1. Never leave the house and sit in a room full of bats — if you can work from home that is. Advantages: no mosquitoes. Disadvantages: conference calls difficult to hear over the deafening sound of leathery wings
2. Spraying stuff on your skin. There are several kinds, from “kid friendly” to the presumably kid-hating DEEP WOODS. This also repels chiggers, so you do not end up chigged. Why do they make DEEP WOODS versions? No one ever says, “Heck, that’s too much bug repellent.” I want something that repels all bugs with such force I can stand on the roof and disrupt butterfly migration patterns from a distance of 60 miles. Advantages: sort of works, if you soak your clothes to the saturation point, then ignite the spray to create a long plume of flame. Disadvantages: You smell like a Vietnam-era chemical weapon.
3. Plastic bracelets that supposedly ward off mosquitoes. As far as I can tell, these prohibit mosquitoes from biting the area covered by the plastic bracelet, so in that respect they’re a pip.
Personal-area clip-on sprays. I don’t know if they still make these. Had one a few years back. Clipped on your belt, and exuded chemicals that made mosquitoes avoid your left side and circle around to the right. The instructions said it should not be used if you’re dealing with food or drink, but who sits around in the summer outside not eating and drinking?
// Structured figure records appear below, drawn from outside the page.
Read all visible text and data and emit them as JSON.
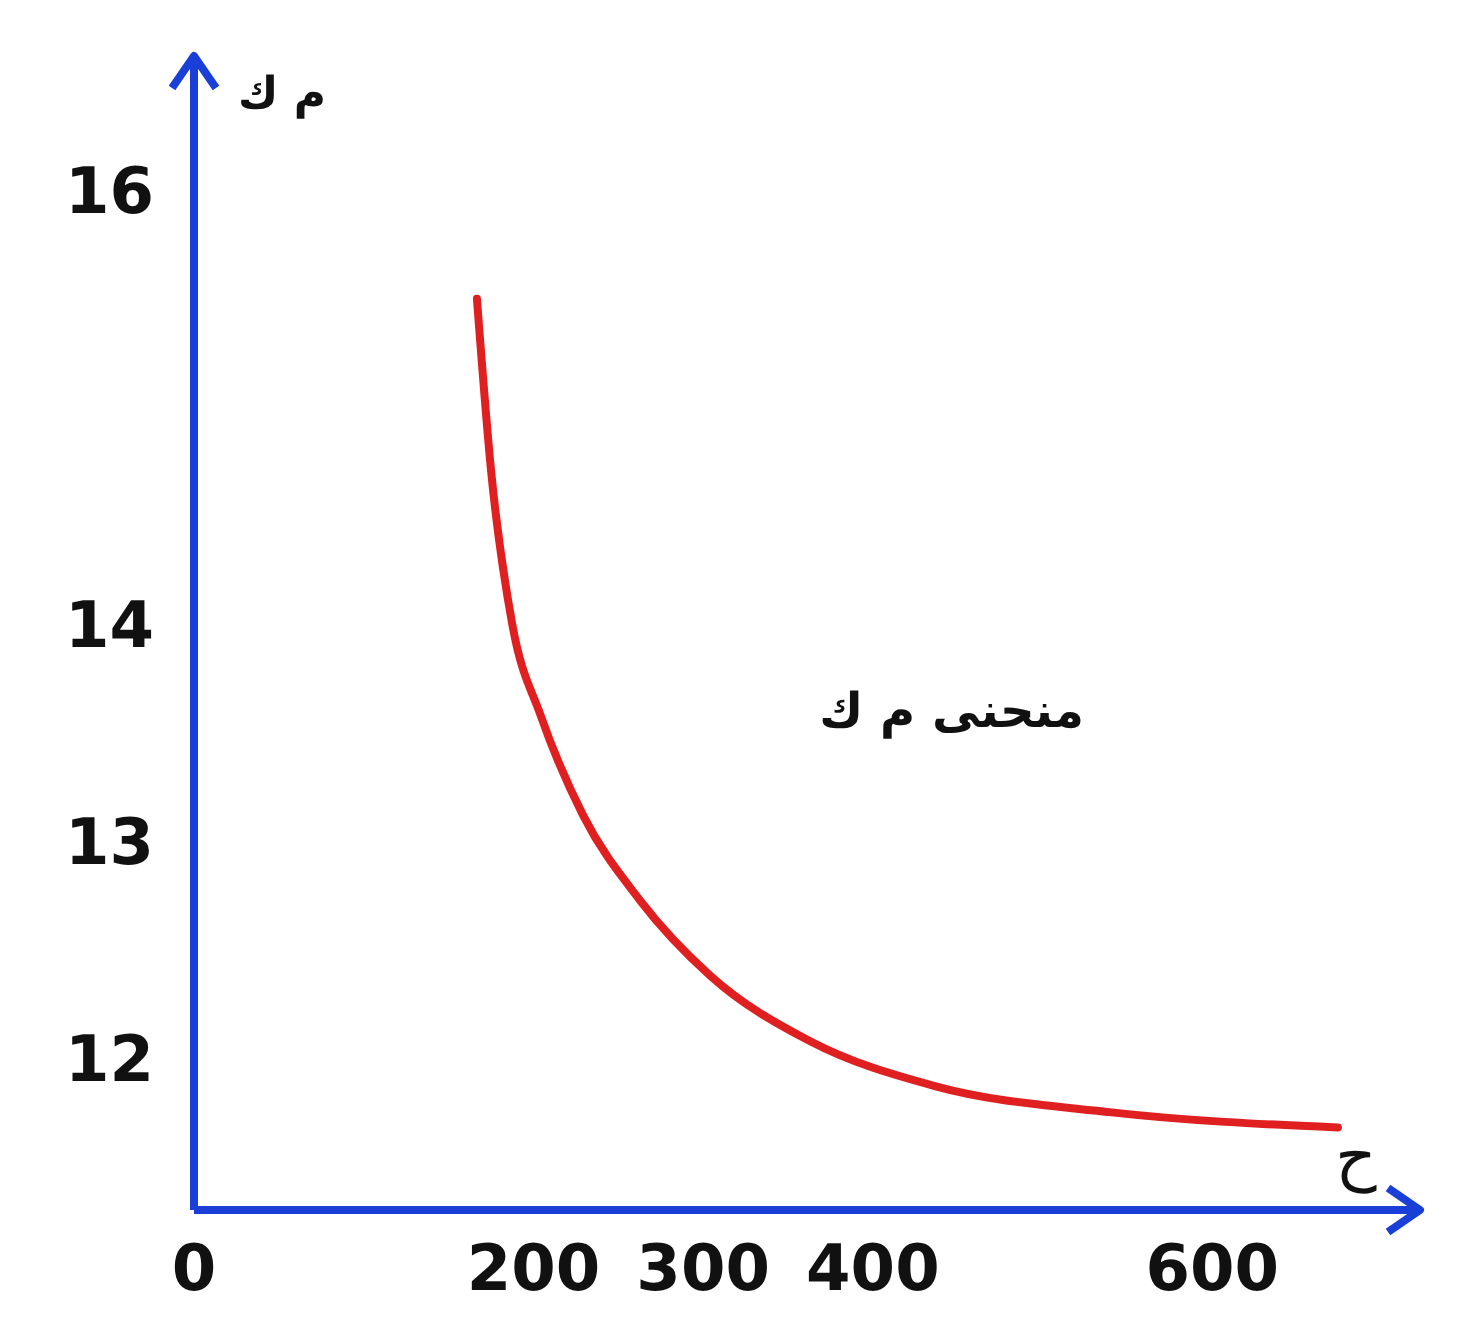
{
  "chart_data": {
    "type": "line",
    "xlabel": "ح",
    "ylabel": "م ك",
    "x": [
      166.7,
      175,
      187.5,
      204.2,
      229.2,
      262.5,
      304.2,
      362.5,
      437,
      540.7,
      674
    ],
    "series": [
      {
        "color": "#e02020",
        "values": [
          15.5,
          14.71,
          14.0,
          13.58,
          13.12,
          12.73,
          12.38,
          12.08,
          11.87,
          11.75,
          11.68
        ]
      }
    ],
    "xlim": [
      0,
      720
    ],
    "xticks": [
      0,
      200,
      300,
      400,
      600
    ],
    "ylim": [
      11.3,
      16.6
    ],
    "yticks": [
      12,
      13,
      14,
      16
    ],
    "annotations": [
      "منحنى م ك"
    ],
    "grid": false,
    "marker": "none",
    "line_style": "solid"
  }
}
4. Staking out a goat in the back yard to draw the bugs. Advantages: works. Disadvantages: Since skeeters are attracted not just by warmth but carbon dioxide, you have to make the goat hyperventilate.
This requires inducing panic, which is difficult, so you have to Google “how to panic a goat” and you transpose some letters by mistake. “Did you mean ‘how to panic a gaot’?” Google asks. “Show results for how to panic a gaot,” and you click on that because you never heard of a gaot. Ten minutes later you’re watching a YouTube video about baby gaots, and they’re just adorable. Some sort of weasel, I guess.
5. Citronella oil. I’ve found this works quite well — if you wear a flame-retardant suit, soak yourself in the oil and set yourself alight. Anyone sitting next to you will get bitten, though.
One year I bought six bamboo stakes with tanks of citronella, staked them out around the patio, lit the wicks, and felt like I should have had a pig roasting on a spit. Where would you get one? Amazon? What do I search for, swine? CUSTOMERS WHO BOUGHT SWINE ALSO BOUGHT THIS, and it’s flip-flops and a power drill. People are strange.
Wife says: “These torches aren’t working.” You respond, “Shhh, I’m comparing prices on beach shoes and a sow.”
6. Netting. This is the most low-tech solution available. Our back yard Target gazebo has netting that zips up for those nights when the skeeters are so thick you’re down a pint after five minutes outside. They still get in. Crawling on their bellies. Whistling the “Colonel Bogey March.”
7. I saw a cheap, easy way to build your own “eco-friendly” mosquito trap. The trap: Saw off the top of a 1.5L soda bottle. Fill it with 200 mL of warm water and 50 g of sugar, then add 1 g yeast. You’re thinking: great for catching European bugs, but American skeeters don’t use the metric system.
Granted. Use an online translator to figure it out. Invert the bottle part you sawed off, stick it over the mixture, wrap it in newspapers and place it in a dark corner. Maybe put a sign on it that says “FREE BLOOD.”
Does it work? I’ve no idea. I know the prospect of finding a plastic bottle full of drowned mosquitoes is deeply satisfying; you’d want to sing “AND MY HEART WILL GO ON” in a loud mocking parody of Celine Dion’s “Titanic” hymn. But if mosquitoes can lay a billion eggs in a bottle-cap’s worth of water, what could they do in 1.5 liters?
Better to smear yeast on a goat and put plastic bracelets around its legs and dig a moat and fill it with citronella. Chances are you’ll get at least 100 bites this year, but with this scheme? We’re talking 94, 95. Worth it.